Hippolyte, vingt-neuf ans, est photographe dans le secteur industriel et commercial. Il vient au CPCT car, dit-il, il lui arrive d’être violent avec « sa copine ». Cherchant à comprendre ce qui le submerge dans ces moments là et influencé par sa copine, il attribue tout d’abord ces « problèmes de violence » à son père. Celui-ci, dit-il, a été « très tactile ». Il pense que c’est la raison pour laquelle il ne supporte pas qu’on le touche. Trouver un espace à l’abri de l’Autre qui se fait trop pressant serait ce qui le pousse à faire de la montagne, « pour respirer ». La consultation précédant le traitement avait permis l’épinglage de deux signifiants : le consultant lui avait demandé si son père était « ambigu » et Hippolyte avait répondu « non, trop proche ». Ce capitonnage avait arrêté la fuite du sens et orienté son rapport à l’Autre. Dans la suite des séances il laisse de côté ce qui concerne son père, pour s’engager dans un questionnement sur lui même et sur son rapport à sa compagne.
La raison des « problèmes de violence » apparaît assez vite comme une dépendance à ce qu’il entend comme une injonction venant de l’Autre et à une difficulté à dire ses sentiments. Le traitement fait apparaître que cela se produit quand il est dans l’incapacité de parler et que sa «copine veut » qu’il le fasse. Sommé de dire ce qu’il ressent, alors qu’il est dans l’impossibilité de le faire, il cogne car, comme il le dit : « d’un coup je passe de l’autre côté, perdu, dans le noir, égaré ». Au fil des entretiens il comprend ce qui se passe et décide de prendre les choses « autrement, en finesse ». Il parvient à dire à son amie qu’il ne peut pas lui répondre dans l’instant mais qu’il pourra le faire plus tard, « après sa séance ».
L’absence de fantasme pour traiter le féminin apparaît lorsqu’il raconte une scène qui l’a laissé perplexe : sa compagne le sollicite pour qu’il lui applique de la crème sur le corps.

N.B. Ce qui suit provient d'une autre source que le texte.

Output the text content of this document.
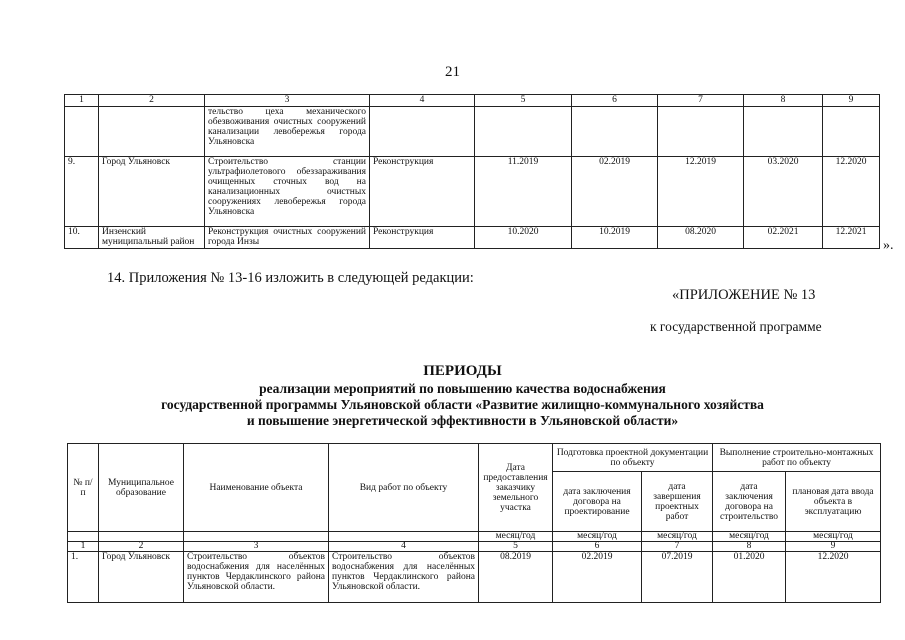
21
1	2	3	4	5	6	7	8	9
		тельство цеха механического обезвоживания очистных сооружений канализации левобережья города Ульяновска						
9.	Город Ульяновск	Строительство станции ультрафиолетового обеззараживания очищенных сточных вод на канализационных очистных сооружениях левобережья города Ульяновска	Реконструкция	11.2019	02.2019	12.2019	03.2020	12.2020
10.	Инзенский муниципальный район	Реконструкция очистных сооружений города Инзы	Реконструкция	10.2020	10.2019	08.2020	02.2021	12.2021
».
14. Приложения № 13-16 изложить в следующей редакции:
«ПРИЛОЖЕНИЕ № 13
к государственной программе
ПЕРИОДЫ
реализации мероприятий по повышению качества водоснабжения
государственной программы Ульяновской области «Развитие жилищно-коммунального хозяйства
и повышение энергетической эффективности в Ульяновской области»
№ п/п	Муниципальное образование	Наименование объекта	Вид работ по объекту	Дата предоставления заказчику земельного участка	Подготовка проектной документации по объекту		Выполнение строительно-монтажных работ по объекту	
					дата заключения договора на проектирование	дата завершения проектных работ	дата заключения договора на строительство	плановая дата ввода объекта в эксплуатацию
				месяц/год	месяц/год	месяц/год	месяц/год	месяц/год
1	2	3	4	5	6	7	8	9
1.	Город Ульяновск	Строительство объектов водоснабжения для населённых пунктов Чердаклинского района Ульяновской области.	Строительство объектов водоснабжения для населённых пунктов Чердаклинского района Ульяновской области.	08.2019	02.2019	07.2019	01.2020	12.2020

Il s’exécute, mais le fait du bout des doigts et la jeune femme proteste. Il applique alors la crème « brutalement », ce qui la fait pleurer. Me racontant cette scène, il dit : « Elle me fait une scène pour une moitié de main ! ».
Avec l’usage de l’appareil photographique, un circuit pulsionnel hors corps s’est mis en place. Il cadre ce qu’il voit et cela fait suppléance à l’appareillage du fantasme. Il peut ainsi avoir un certain regard sur les choses. Avec les retouches à l’écran il crée des nuances.

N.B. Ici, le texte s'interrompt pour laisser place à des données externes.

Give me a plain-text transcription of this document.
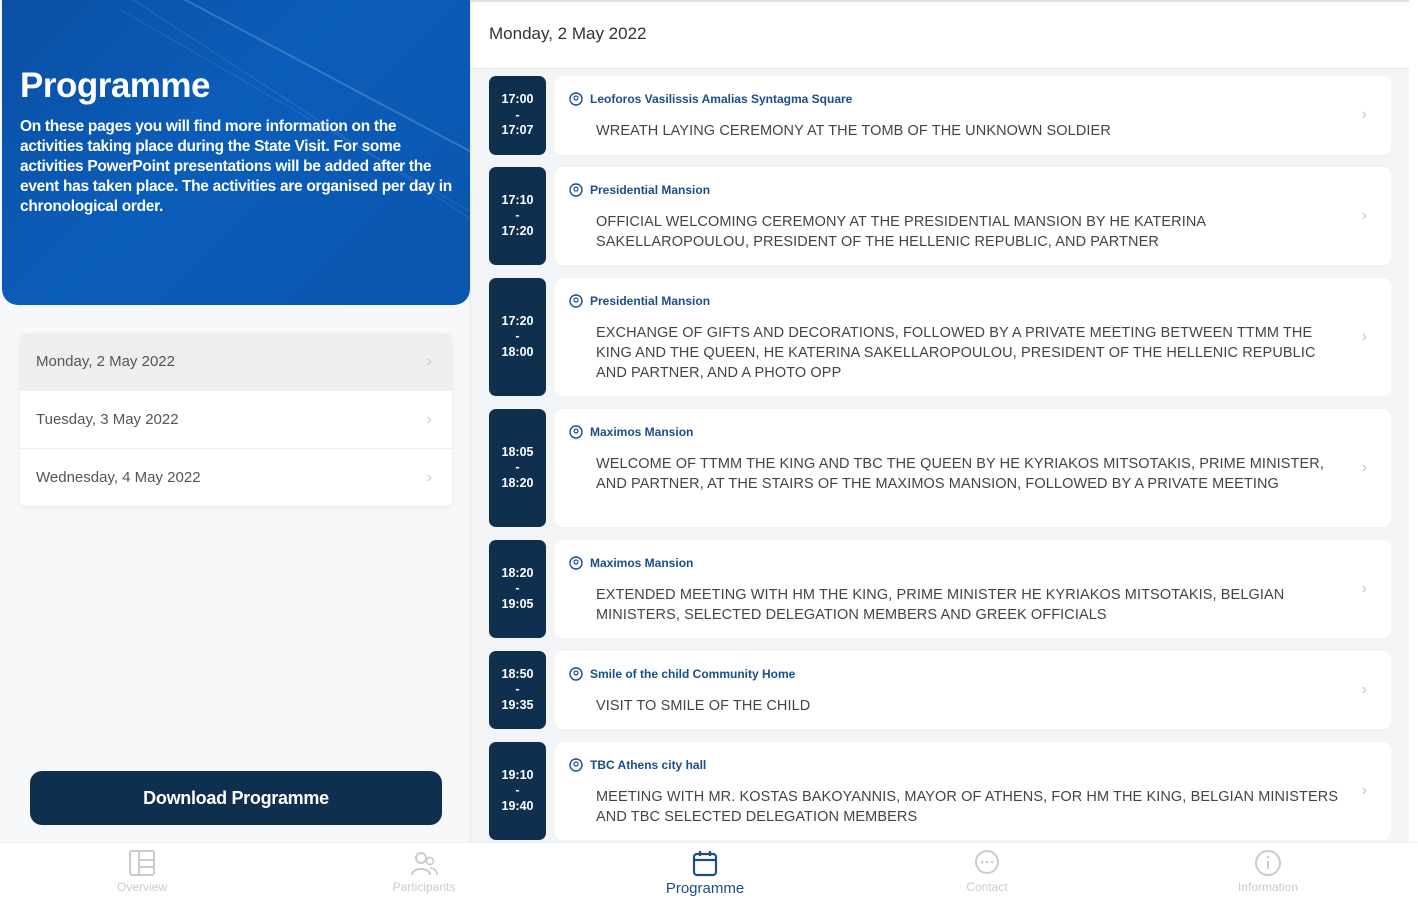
Programme

On these pages you will find more information on the activities taking place during the State Visit. For some activities PowerPoint presentations will be added after the event has taken place. The activities are organised per day in chronological order.

Monday, 2 May 2022	›
Tuesday, 3 May 2022	›
Wednesday, 4 May 2022	›
Download Programme
Monday, 2 May 2022
17:00
-
17:07
Leoforos Vasilissis Amalias Syntagma Square
WREATH LAYING CEREMONY AT THE TOMB OF THE UNKNOWN SOLDIER
›
17:10
-
17:20
Presidential Mansion
OFFICIAL WELCOMING CEREMONY AT THE PRESIDENTIAL MANSION BY HE KATERINA SAKELLAROPOULOU, PRESIDENT OF THE HELLENIC REPUBLIC, AND PARTNER
›
17:20
-
18:00
Presidential Mansion
EXCHANGE OF GIFTS AND DECORATIONS, FOLLOWED BY A PRIVATE MEETING BETWEEN TTMM THE KING AND THE QUEEN, HE KATERINA SAKELLAROPOULOU, PRESIDENT OF THE HELLENIC REPUBLIC AND PARTNER, AND A PHOTO OPP
›
18:05
-
18:20
Maximos Mansion
WELCOME OF TTMM THE KING AND TBC THE QUEEN BY HE KYRIAKOS MITSOTAKIS, PRIME MINISTER, AND PARTNER, AT THE STAIRS OF THE MAXIMOS MANSION, FOLLOWED BY A PRIVATE MEETING
›
18:20
-
19:05
Maximos Mansion
EXTENDED MEETING WITH HM THE KING, PRIME MINISTER HE KYRIAKOS MITSOTAKIS, BELGIAN MINISTERS, SELECTED DELEGATION MEMBERS AND GREEK OFFICIALS
›
18:50
-
19:35
Smile of the child Community Home
VISIT TO SMILE OF THE CHILD
›
19:10
-
19:40
TBC Athens city hall
MEETING WITH MR. KOSTAS BAKOYANNIS, MAYOR OF ATHENS, FOR HM THE KING, BELGIAN MINISTERS AND TBC SELECTED DELEGATION MEMBERS
›
Overview	Participants	Programme	Contact	Information
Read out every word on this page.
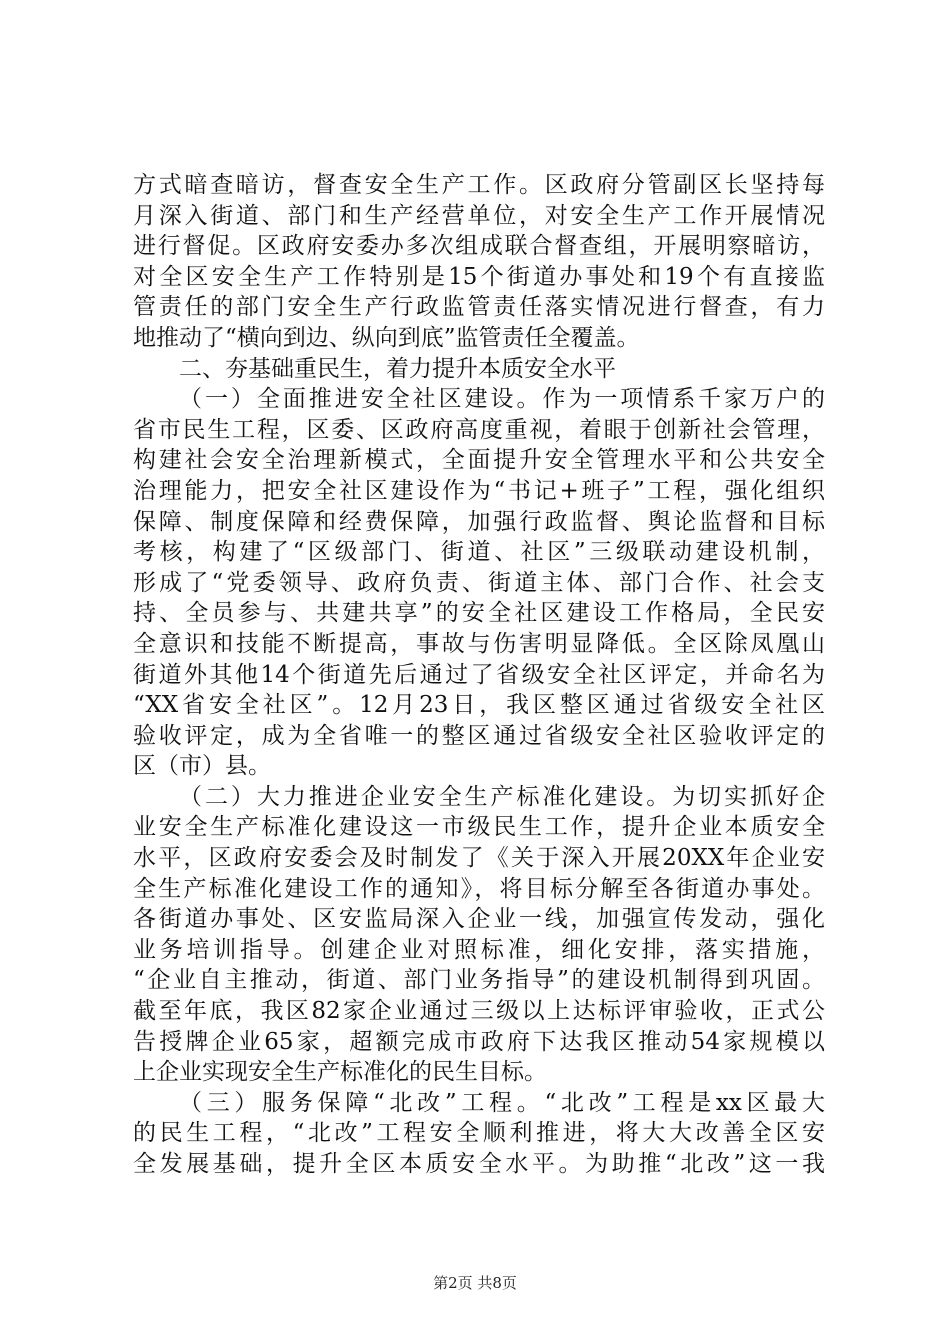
方式暗查暗访，督查安全生产工作。区政府分管副区长坚持每
月深入街道、部门和生产经营单位，对安全生产工作开展情况
进行督促。区政府安委办多次组成联合督查组，开展明察暗访，
对全区安全生产工作特别是15个街道办事处和19个有直接监
管责任的部门安全生产行政监管责任落实情况进行督查，有力
地推动了“横向到边、纵向到底”监管责任全覆盖。
二、夯基础重民生，着力提升本质安全水平
（一）全面推进安全社区建设。作为一项情系千家万户的
省市民生工程，区委、区政府高度重视，着眼于创新社会管理，
构建社会安全治理新模式，全面提升安全管理水平和公共安全
治理能力，把安全社区建设作为“书记+班子”工程，强化组织
保障、制度保障和经费保障，加强行政监督、舆论监督和目标
考核，构建了“区级部门、街道、社区”三级联动建设机制，
形成了“党委领导、政府负责、街道主体、部门合作、社会支
持、全员参与、共建共享”的安全社区建设工作格局，全民安
全意识和技能不断提高，事故与伤害明显降低。全区除凤凰山
街道外其他14个街道先后通过了省级安全社区评定，并命名为
“XX省安全社区”。12月23日，我区整区通过省级安全社区
验收评定，成为全省唯一的整区通过省级安全社区验收评定的
区（市）县。
（二）大力推进企业安全生产标准化建设。为切实抓好企
业安全生产标准化建设这一市级民生工作，提升企业本质安全
水平，区政府安委会及时制发了《关于深入开展20XX年企业安
全生产标准化建设工作的通知》，将目标分解至各街道办事处。
各街道办事处、区安监局深入企业一线，加强宣传发动，强化
业务培训指导。创建企业对照标准，细化安排，落实措施，
“企业自主推动，街道、部门业务指导”的建设机制得到巩固。
截至年底，我区82家企业通过三级以上达标评审验收，正式公
告授牌企业65家，超额完成市政府下达我区推动54家规模以
上企业实现安全生产标准化的民生目标。
（三）服务保障“北改”工程。“北改”工程是xx区最大
的民生工程，“北改”工程安全顺利推进，将大大改善全区安
全发展基础，提升全区本质安全水平。为助推“北改”这一我
第2页 共8页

Il trouve ainsi, au cours de nos entretiens, une manière de traiter le réel avec des questions qui touchent au symbolique, ce qui se manifeste dans la relation avec sa compagne. Ils décident de faire ensemble des photographies de mariage. Il apporte la technique et elle sa sensibilité. Cette œuvre commune lui permet d’envisager leur relation sur un autre mode que dans un rapport duel. Le fait de faire quelque chose ensemble et d’y trouver une supplémentarité apaise leur relation.

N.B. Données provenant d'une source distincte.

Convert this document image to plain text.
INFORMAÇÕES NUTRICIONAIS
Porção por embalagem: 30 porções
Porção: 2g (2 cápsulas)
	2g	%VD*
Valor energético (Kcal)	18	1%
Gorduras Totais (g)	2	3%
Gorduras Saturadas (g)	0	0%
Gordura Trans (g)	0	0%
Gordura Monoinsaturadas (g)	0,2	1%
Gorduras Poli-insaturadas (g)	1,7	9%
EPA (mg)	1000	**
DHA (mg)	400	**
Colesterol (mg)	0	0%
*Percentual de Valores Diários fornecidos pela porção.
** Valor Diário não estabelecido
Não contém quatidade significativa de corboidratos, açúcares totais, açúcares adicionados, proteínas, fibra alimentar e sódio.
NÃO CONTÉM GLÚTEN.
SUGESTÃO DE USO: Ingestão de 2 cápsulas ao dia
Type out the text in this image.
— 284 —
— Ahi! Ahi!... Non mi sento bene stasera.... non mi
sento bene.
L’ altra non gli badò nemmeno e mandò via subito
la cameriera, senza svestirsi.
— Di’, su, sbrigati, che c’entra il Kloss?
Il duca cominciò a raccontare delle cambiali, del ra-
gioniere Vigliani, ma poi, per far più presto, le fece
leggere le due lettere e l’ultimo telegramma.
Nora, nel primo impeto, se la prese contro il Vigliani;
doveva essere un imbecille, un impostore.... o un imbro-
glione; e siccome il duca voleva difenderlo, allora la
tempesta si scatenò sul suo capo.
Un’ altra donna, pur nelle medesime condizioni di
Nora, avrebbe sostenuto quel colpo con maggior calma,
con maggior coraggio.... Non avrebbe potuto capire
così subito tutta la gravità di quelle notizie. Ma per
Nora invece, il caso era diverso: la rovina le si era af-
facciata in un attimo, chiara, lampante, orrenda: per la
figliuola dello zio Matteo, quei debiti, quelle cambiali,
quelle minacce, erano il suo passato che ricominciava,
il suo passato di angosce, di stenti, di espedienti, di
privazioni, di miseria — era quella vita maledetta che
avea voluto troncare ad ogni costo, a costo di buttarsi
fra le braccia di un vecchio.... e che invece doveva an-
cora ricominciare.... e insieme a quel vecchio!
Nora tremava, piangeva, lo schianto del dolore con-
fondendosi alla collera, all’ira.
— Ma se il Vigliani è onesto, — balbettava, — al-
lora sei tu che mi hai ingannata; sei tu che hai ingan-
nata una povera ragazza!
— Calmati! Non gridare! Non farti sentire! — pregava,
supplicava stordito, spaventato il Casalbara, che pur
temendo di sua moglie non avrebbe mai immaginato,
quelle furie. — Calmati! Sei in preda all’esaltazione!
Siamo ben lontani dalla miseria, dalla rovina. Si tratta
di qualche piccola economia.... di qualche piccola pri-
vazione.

La suppléance avec l’appareil de photo, construite dans un parcours antérieur au CPCT, l’avait beaucoup aidé. Elle lui avait permis de faire des études et d’avoir un métier, mais elle n’a pas suffi lors de la rencontre de l’Autre sexe et il est venu chercher au CPCT une solution pour traiter cette jouissance. L’efficace du traitement se trouve là pour lui : le psychanalyste est un partenaire dont la présence, soutenant son énonciation, lui permet de sortir du « noir », ces endroits où il n’y a pas de mots. Il m’a dit un jour que les séances c’était : « comme de faire des mots croisés », une façon de chercher des réponses à la perplexité qui l’envahit face aux demandes de sa compagne et de trouver des signifiants pour tenir l’Autre à distance.